Powerful communications are often killed by gratuitous remarks. Sadly, those spoiling their communication efforts are unaware of how they have hurt themselves. The following expressions that are flagged as “connection destroyers” are directly from chapter 6 of The It Factor: Be the One People Like, Listen to, and Remember.
These are words and expressions you are going to recognize in your own speech patterns every day. At first glance, you may argue, “Well that word isn’t so bad,” or “I never took that to be a negative.” Perhaps, some of us are fooled by their subtlety and popularity.

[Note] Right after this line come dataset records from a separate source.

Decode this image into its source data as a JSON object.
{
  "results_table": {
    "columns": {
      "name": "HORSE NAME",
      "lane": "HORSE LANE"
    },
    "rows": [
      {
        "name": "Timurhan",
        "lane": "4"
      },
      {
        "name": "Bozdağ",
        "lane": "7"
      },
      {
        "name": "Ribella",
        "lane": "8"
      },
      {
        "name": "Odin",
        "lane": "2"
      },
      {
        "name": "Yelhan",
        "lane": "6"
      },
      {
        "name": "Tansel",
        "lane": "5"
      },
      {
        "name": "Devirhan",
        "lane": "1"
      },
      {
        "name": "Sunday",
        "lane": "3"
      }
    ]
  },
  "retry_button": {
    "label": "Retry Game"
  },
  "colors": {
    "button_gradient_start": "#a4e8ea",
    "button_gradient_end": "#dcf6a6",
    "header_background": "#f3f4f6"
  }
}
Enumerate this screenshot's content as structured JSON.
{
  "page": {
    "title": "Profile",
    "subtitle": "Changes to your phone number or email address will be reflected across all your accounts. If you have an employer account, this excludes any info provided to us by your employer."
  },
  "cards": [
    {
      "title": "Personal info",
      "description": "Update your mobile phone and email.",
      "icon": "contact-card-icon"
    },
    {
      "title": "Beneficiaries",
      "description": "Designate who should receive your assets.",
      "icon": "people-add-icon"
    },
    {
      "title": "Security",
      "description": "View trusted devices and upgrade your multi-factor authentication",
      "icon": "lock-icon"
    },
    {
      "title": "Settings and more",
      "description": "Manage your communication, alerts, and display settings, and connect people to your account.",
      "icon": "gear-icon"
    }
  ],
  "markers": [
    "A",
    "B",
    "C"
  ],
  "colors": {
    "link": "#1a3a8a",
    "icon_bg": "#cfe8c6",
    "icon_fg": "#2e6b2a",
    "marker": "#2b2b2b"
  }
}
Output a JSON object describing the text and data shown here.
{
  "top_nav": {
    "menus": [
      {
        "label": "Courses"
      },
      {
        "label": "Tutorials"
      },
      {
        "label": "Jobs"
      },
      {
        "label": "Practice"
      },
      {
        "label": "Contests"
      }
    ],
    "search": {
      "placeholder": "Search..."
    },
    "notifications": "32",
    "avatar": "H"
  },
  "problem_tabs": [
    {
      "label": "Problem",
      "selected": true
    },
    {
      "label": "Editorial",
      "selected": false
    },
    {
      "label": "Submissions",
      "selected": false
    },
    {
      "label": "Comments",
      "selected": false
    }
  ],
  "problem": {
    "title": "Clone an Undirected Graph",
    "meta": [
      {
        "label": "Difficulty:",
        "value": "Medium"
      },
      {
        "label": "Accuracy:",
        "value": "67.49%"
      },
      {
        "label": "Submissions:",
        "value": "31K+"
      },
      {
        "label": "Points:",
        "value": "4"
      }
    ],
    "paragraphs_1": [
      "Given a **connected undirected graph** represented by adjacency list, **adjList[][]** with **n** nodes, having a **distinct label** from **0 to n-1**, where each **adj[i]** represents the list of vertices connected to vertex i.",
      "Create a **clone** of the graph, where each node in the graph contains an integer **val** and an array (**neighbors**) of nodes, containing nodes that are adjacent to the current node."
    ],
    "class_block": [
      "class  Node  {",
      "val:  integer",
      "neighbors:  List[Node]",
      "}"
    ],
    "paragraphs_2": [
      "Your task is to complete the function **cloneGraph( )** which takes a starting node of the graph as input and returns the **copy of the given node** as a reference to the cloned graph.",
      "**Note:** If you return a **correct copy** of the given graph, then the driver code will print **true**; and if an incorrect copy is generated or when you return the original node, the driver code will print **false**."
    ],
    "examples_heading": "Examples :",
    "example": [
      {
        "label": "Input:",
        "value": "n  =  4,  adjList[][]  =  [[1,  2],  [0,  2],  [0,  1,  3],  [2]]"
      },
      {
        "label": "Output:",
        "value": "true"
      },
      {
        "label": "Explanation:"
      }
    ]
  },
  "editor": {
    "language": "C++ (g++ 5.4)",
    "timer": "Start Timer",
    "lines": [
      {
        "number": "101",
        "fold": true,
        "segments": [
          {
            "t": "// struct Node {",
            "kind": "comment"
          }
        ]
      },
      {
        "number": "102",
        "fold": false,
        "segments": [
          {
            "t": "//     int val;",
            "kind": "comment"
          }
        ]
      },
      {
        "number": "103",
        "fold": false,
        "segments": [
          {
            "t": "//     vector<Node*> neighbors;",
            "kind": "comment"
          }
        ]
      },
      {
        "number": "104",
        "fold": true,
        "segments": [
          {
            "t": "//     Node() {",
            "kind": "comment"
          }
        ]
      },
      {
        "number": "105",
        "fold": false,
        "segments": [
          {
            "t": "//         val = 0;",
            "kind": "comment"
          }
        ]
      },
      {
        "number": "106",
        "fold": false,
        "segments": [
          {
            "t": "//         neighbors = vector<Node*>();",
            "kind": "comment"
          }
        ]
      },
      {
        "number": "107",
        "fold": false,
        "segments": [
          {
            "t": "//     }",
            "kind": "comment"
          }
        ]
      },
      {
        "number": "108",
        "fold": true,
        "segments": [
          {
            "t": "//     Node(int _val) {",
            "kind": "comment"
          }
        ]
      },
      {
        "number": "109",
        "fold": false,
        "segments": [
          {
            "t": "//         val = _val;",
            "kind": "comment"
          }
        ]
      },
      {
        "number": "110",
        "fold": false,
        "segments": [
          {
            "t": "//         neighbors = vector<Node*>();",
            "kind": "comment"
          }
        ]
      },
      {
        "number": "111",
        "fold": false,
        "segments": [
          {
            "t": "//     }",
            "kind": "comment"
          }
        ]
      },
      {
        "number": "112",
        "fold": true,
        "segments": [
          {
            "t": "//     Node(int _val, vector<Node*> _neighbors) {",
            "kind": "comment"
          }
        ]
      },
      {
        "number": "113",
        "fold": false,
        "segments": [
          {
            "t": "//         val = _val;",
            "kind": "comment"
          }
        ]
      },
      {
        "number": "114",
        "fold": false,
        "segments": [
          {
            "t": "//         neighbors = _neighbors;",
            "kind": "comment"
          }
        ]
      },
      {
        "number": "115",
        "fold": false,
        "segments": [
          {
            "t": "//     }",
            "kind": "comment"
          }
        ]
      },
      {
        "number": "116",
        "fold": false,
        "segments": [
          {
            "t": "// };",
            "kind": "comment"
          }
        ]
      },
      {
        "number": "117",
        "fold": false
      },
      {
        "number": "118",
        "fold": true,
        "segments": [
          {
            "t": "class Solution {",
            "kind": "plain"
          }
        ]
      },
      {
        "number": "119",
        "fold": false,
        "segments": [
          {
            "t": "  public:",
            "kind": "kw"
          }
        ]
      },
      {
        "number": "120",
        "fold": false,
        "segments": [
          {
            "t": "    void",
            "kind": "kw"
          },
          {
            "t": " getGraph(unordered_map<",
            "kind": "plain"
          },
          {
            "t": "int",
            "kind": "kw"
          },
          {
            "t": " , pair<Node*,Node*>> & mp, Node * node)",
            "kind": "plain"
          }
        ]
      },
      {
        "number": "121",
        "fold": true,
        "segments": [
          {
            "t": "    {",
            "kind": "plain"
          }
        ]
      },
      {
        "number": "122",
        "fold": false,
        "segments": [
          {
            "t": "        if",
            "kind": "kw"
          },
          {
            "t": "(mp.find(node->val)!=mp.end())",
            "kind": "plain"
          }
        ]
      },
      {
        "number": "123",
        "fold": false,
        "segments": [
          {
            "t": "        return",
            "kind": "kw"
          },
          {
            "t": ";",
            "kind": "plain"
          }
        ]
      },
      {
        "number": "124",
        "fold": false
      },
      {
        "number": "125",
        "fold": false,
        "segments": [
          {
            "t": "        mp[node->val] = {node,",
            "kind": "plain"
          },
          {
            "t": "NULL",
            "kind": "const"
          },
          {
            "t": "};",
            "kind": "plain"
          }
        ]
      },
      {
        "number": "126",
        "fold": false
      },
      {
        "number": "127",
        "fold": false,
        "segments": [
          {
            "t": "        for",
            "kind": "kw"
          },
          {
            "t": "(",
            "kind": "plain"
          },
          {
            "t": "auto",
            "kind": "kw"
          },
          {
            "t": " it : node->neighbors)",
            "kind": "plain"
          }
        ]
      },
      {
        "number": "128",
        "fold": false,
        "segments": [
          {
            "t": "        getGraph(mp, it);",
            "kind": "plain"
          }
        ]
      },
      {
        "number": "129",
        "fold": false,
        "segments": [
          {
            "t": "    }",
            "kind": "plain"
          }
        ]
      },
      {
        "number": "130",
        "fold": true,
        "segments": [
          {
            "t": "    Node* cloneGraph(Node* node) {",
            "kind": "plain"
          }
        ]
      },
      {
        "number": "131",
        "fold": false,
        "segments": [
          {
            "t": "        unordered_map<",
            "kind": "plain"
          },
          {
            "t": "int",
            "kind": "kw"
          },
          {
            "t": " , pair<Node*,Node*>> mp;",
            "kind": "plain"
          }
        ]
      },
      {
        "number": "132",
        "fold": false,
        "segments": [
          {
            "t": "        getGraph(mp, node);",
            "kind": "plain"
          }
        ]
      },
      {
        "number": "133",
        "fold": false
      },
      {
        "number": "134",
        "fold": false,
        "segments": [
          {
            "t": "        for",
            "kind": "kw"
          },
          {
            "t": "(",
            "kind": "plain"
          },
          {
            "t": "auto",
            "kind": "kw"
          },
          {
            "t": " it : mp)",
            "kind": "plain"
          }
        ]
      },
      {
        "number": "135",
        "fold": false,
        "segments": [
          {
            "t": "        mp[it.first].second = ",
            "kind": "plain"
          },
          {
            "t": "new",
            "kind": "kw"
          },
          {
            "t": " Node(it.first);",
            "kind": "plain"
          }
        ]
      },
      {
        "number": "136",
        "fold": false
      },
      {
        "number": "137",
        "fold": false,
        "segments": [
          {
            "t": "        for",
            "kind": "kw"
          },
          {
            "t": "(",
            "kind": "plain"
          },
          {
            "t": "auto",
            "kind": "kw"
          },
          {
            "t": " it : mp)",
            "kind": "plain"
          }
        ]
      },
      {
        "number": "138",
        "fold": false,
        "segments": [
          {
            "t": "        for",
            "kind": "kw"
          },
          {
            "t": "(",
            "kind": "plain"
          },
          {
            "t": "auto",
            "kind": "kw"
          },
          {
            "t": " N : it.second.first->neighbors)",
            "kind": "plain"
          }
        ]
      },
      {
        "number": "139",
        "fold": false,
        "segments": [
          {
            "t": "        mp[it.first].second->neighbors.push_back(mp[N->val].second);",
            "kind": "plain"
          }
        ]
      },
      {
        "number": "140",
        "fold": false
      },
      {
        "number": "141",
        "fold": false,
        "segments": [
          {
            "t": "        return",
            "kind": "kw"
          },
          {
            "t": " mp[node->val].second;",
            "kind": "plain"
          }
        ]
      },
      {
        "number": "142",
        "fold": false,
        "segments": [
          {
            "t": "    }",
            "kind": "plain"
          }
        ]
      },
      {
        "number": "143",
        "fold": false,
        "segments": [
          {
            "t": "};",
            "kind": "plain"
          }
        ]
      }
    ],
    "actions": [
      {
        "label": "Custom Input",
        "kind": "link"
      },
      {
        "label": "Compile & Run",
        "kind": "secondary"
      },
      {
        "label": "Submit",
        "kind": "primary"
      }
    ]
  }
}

1. Misuse of the Word “Certainly”
If you use the word “certainly” only to answer a yes-or-no question with a positive, direct, and upbeat emphasis, you are one of the rare communications superstars!
If you are using “certainly” in any other situation as an attempt to demonstrate warmth or intensity, you are, sadly, creating a subtle yet nefarious communications disconnect.
If you’re a member of this ill-advised adverb pack, you think the word “certainly” strengthens sentences. It doesn’t.
Example: “We certainly are glad to be here today.”
“Certainly” adds nothing here but a healthy dose of insincerity. The sentence is more meaningful without it. If you were “certainly” glad to be here, you’d go to more trouble and say why.
2. “I Don’t See Why Not”
Trying to weasel out of a commitment with your words casts instant doubts on your credibility and trustworthiness. And it all starts innocently enough.
“I don’t see why not” has lots of dirty little relatives, as they will hurt you just as much. Here’s my short list of “cover your rear” words that can ruin your credibility.
“As far as I know . . .”, “For the most part . . .”
3. “More than Happy” Is More Than Creepy!
“More than happy.” takes no effort and does possible harm. Instead let “happy” stand on its own, and add a sentence or two with an action verb that demonstrates that you are actually
happy to complete the assigned task.
Example: “I’d be happy to bring you cream. I’m heading for the kitchen right now.”
I also want you to be cautious with “really” and “so very much.”
“Really” and “so very much” aren’t communications killers, but they undermine your strength and conviction, and that makes them dangerous.
4. Saying “I Am Sorry” When You Are Not Sorry
I plead guilty for this one. It’s one of those people-pleasing aspects.
Here is the simple rule: Don’t say you are “sorry” when you aren’t.
You can smell the dishonesty in the room when someone says in a harsh tone, “Well, I’m sorry, but I just have to disagree.” You know they aren’t sorry at all. They are indignant, furious, upset. They aren’t sorry, at all! You’re sure of that. And that’s not okay, because they are not being direct. Once they interject a facetious tone it hurts the whole connection process.
5. Never Tell Others You Are Being “Honest”
We can quickly dispose of “honestly” and its evil dastardly cousins, “to tell you the truth” and “frankly.”
Just because others use these expressions every day doesn’t mean you should. Take a look at their literal interpretation:
“Honestly . . . because we both know my integrity is usually in doubt.”
“To tell you the truth. . . . because I exaggerate incessantly.”
When you say “honestly,” your listener consciously or unconsciously starts to wonder about you. Why do you have to say you’re being honest? You shouldn’t have to point it out . . . ever!
6. “I’m Just Saying . . .” Means “I’m Just Criticizing You”
Sometimes we like to criticize people but want to remain pristine and cordial by pretending we haven’t said anything critical at all.
Have you noticed that whenever you add, “I’m just saying,” it’s never preceded by a positive statement.
Example: You may say: “I think your budget projections are way off, but I’m just saying.” What the other person hears is: “I think your budget projections are way off, but I’m just questioning your competence.”
Some of these words have come out of my mouth in the past and still slip out
every now and then. It’s impossible to cleanse yourself of them
every moment of every day.
Take a look at the above sic and pick out the one that irritates you most. Count how many times you hear someone else use that expression today. Imagine how much more powerful each speaker would be without all those lame expressions.